Dikutip dari Alcohol and Drug Foundation, ketamin sebenarnya digunakan oleh tenaga medis dan dokter hewan sebagai obat bius. Namun, obat ini sering kali disalahgunakan secara ilegal untuk tujuan rekreasi.



Meskipun ketamin aman digunakan dalam praktik medis yang terkontrol, zat ini menjadi berbahaya jika seseorang mengonsumsinya untuk penggunaan rekreasi karena dapat mengakibatkan efek samping yang berpotensi mengancam jiwa.
Sebagai obat disosiatif, ketamin dapat membuat seseorang merasa terlepas dari tubuh atau lingkungan fisiknya. Obat ini juga memiliki efek mirip psikedelik, seperti halusinasi dan perubahan pada pikiran, emosi, serta kesadaran.

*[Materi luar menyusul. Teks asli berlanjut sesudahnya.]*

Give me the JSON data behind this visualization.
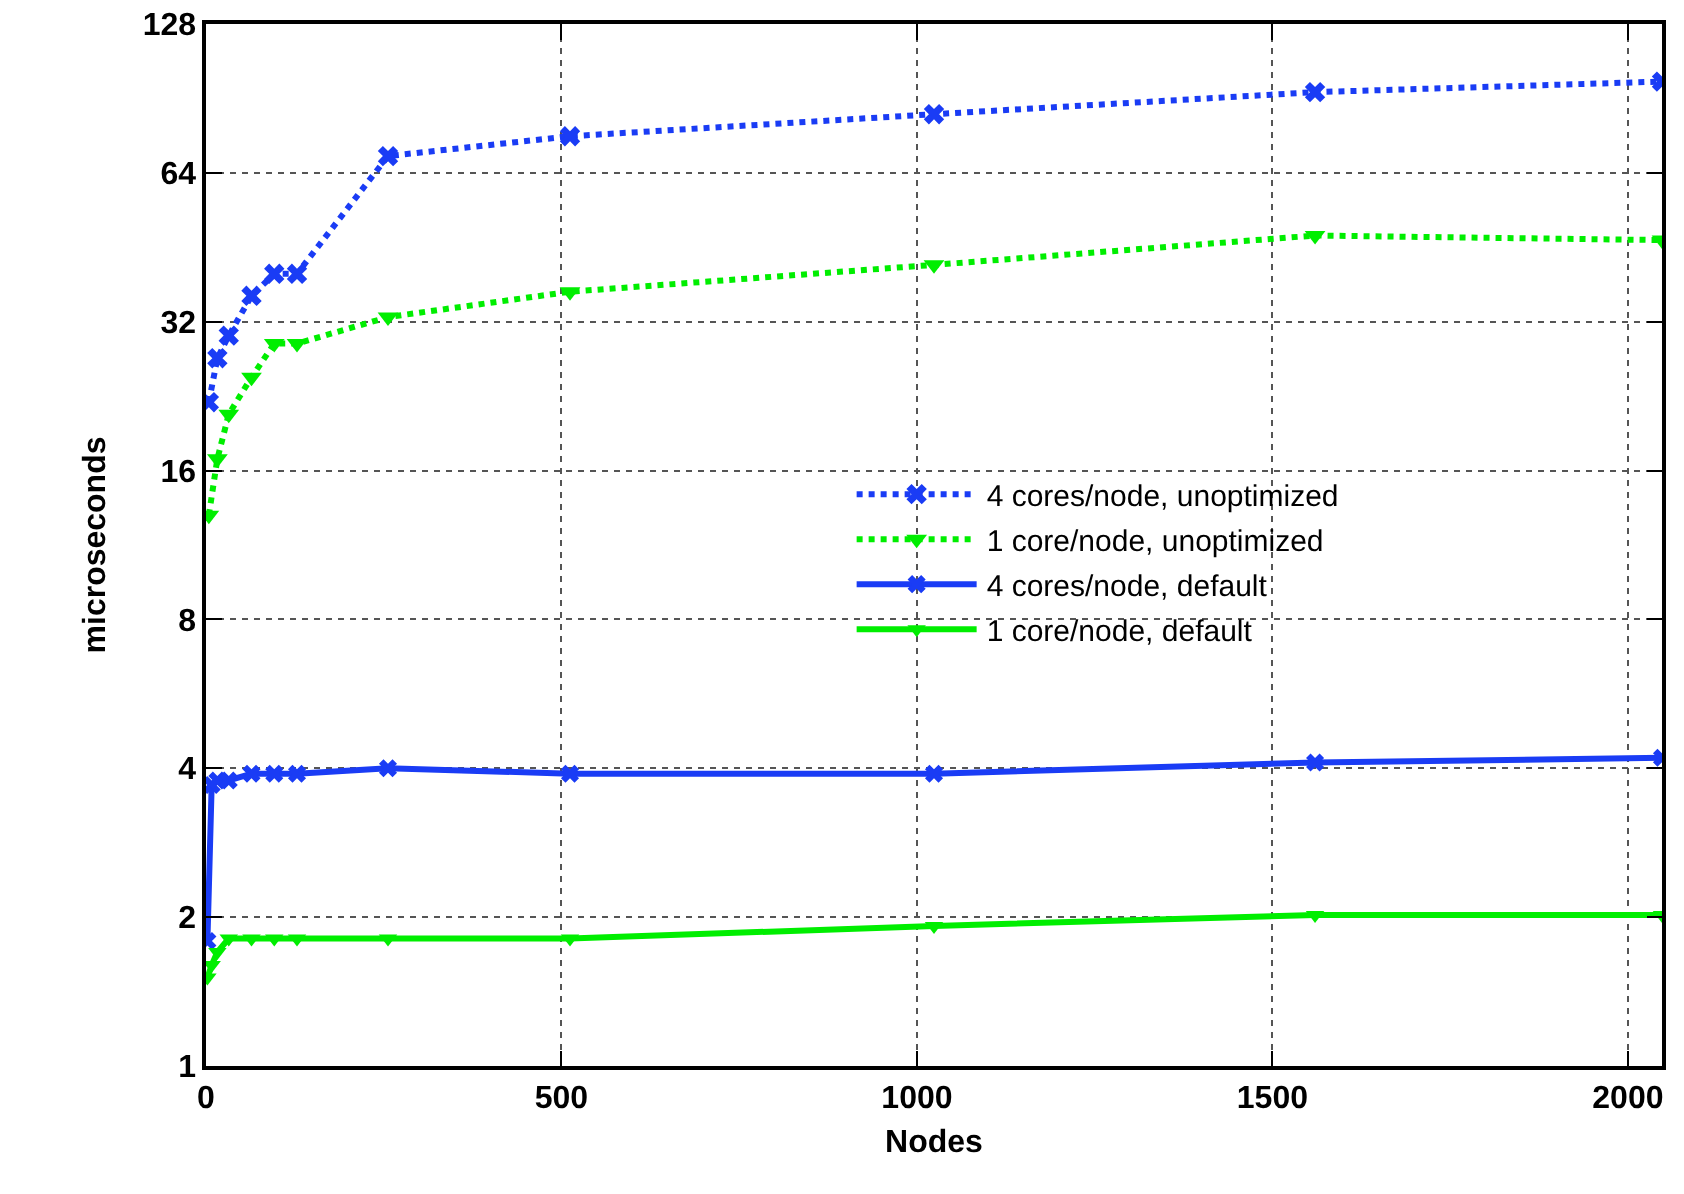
{
  "chart_data": {
    "type": "line",
    "xlabel": "Nodes",
    "ylabel": "microseconds",
    "xlim": [
      0,
      2048
    ],
    "xticks": [
      0,
      500,
      1000,
      1500,
      2000
    ],
    "ylim": [
      1,
      128
    ],
    "yticks": [
      1,
      2,
      4,
      8,
      16,
      32,
      64,
      128
    ],
    "log": "y",
    "grid": true,
    "legend": "center right",
    "series": [
      {
        "name": "4 cores/node, unoptimized",
        "color": "#1a3cf5",
        "marker": "cross",
        "line_style": "dotted",
        "x": [
          4,
          16,
          32,
          64,
          96,
          128,
          256,
          512,
          1024,
          1560,
          2048
        ],
        "values": [
          22.0,
          27.0,
          30.0,
          36.1,
          40.0,
          40.0,
          69.2,
          75.9,
          84.1,
          93.2,
          97.9
        ]
      },
      {
        "name": "1 core/node, unoptimized",
        "color": "#00ee00",
        "marker": "triangle",
        "line_style": "dotted",
        "x": [
          4,
          16,
          32,
          64,
          96,
          128,
          256,
          512,
          1024,
          1560,
          2048
        ],
        "values": [
          13.0,
          16.9,
          20.8,
          24.7,
          28.9,
          28.9,
          32.7,
          36.8,
          41.7,
          47.8,
          46.8
        ]
      },
      {
        "name": "4 cores/node, default",
        "color": "#1a3cf5",
        "marker": "cross",
        "line_style": "solid",
        "x": [
          2,
          8,
          16,
          32,
          64,
          96,
          128,
          256,
          512,
          1024,
          1560,
          2048
        ],
        "values": [
          1.79,
          3.7,
          3.78,
          3.78,
          3.9,
          3.9,
          3.9,
          4.0,
          3.9,
          3.9,
          4.11,
          4.2
        ]
      },
      {
        "name": "1 core/node, default",
        "color": "#00ee00",
        "marker": "triangle",
        "line_style": "solid",
        "x": [
          2,
          8,
          16,
          32,
          64,
          96,
          128,
          256,
          512,
          1024,
          1560,
          2048
        ],
        "values": [
          1.51,
          1.6,
          1.7,
          1.81,
          1.81,
          1.81,
          1.81,
          1.81,
          1.81,
          1.92,
          2.02,
          2.02
        ]
      }
    ]
  }
}
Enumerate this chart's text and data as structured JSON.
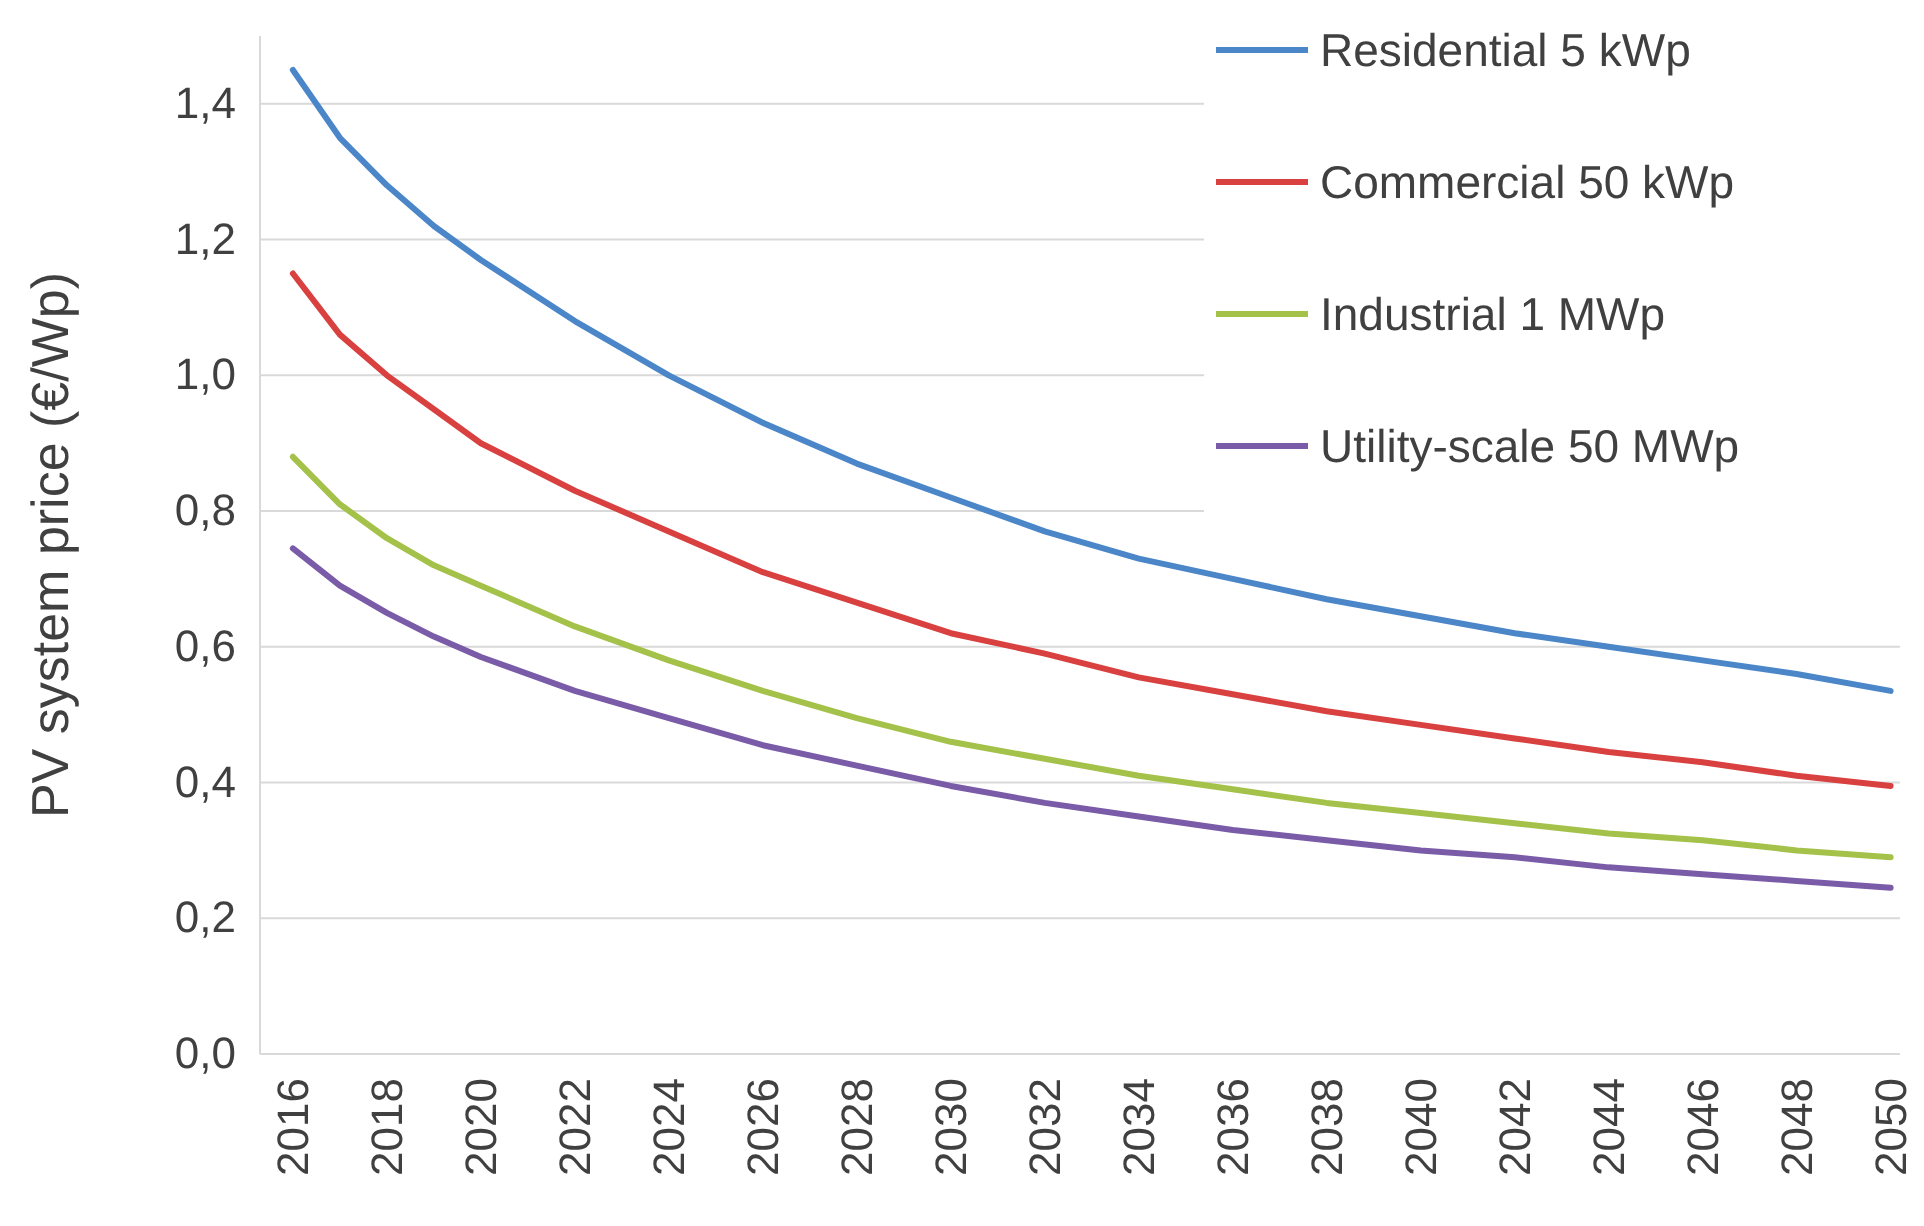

Penyalahgunaan ketamin paling banyak ditemukan pada kalangan generasi muda, terutama generasi Z atau gen z. Dalam kelompok ini, ketamin berbentuk injeksi sering dimanfaatkan sebagai pereda nyeri saat proses pembuatan tato.


Di luar negeri, ketamin banyak dijual secara ilegal dengan berbagai bentuk. Biasanya berbentuk bubuk putih atau pil, dan terkadang dilarutkan dalam cairan. Obat ini dikenal dengan berbagai nama seperti K, ket, kitkat, ketters, super K, atau horse trank.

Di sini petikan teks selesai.